Other important products such as
iron, steel, copper, cotton and wheat have also increased in prices.
What QE3 to bring to Vietnam’s economy
After joining the World Trade
Organization WTO, Vietnam’s economy now has relatively high openness to the
world’s economy. In 2011, the ratio of export on GDP was 80.8 percent, the
ratio of import on GDP was 89 percent; which meant the import-export ratio on
GDP was 169.9 percent, putting Vietnam in the fifth ranking in the world in
terms of the economy’s openness.
The proportion of foreign direct
investment in the total society’s investment capital has increased from 15.7
percent in 2001-2005 to 25.3 percent in 2006-2010.
With such a high openness,
Vietnam would inevitably be influenced by the happenings in the world.
The gold market has warmed up
since mid August, when the world price began a new price hike wave. The
domestic gold price soared from 42-43 million dong per tael to 47.5 million
dong before decreasing slightly to 47 million dong per tael now.

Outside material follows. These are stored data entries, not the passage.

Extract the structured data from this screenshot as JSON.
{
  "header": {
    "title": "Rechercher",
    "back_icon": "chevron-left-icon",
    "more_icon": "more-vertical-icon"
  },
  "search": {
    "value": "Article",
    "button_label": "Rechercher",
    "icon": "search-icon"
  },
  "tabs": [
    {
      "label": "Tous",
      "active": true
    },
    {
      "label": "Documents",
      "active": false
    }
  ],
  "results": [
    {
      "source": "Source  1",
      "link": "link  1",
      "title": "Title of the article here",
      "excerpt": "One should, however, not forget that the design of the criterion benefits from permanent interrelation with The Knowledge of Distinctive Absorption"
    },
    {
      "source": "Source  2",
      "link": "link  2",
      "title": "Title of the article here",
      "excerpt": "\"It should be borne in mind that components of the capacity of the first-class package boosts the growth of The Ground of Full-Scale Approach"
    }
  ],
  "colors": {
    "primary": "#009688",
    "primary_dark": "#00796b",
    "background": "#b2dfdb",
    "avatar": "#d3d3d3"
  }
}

The noteworthy thing is that
after the QE3 news was spread out, the domestic gold price has exceeded the 47
million dong per tael threshold, following the world’s price increase to 1772.7
dollars per ounce. The domestic price is now 2 million dong per tael higher
than the world’s price.
In such conditions, the State
Bank of Vietnam does not take the “rescue measures”, and does not intend to
import gold – the thing it regularly did when it strived to cool the domestic
market down.
However, the central bank has
decided to use 350,000 taels of gold, or 13 tons of gold, to intervene the
market. This has helped narrow the gap between the domestic and the foreign
prices. However, the domestic price remains high, since people fear about the
returning of the high inflation.
The consumer price index (CPI)
has increased again after some months of decreasing, which is believed to
increase more sharply from September due to many reasons, including the
loosened monetary policy and interest rate reduction.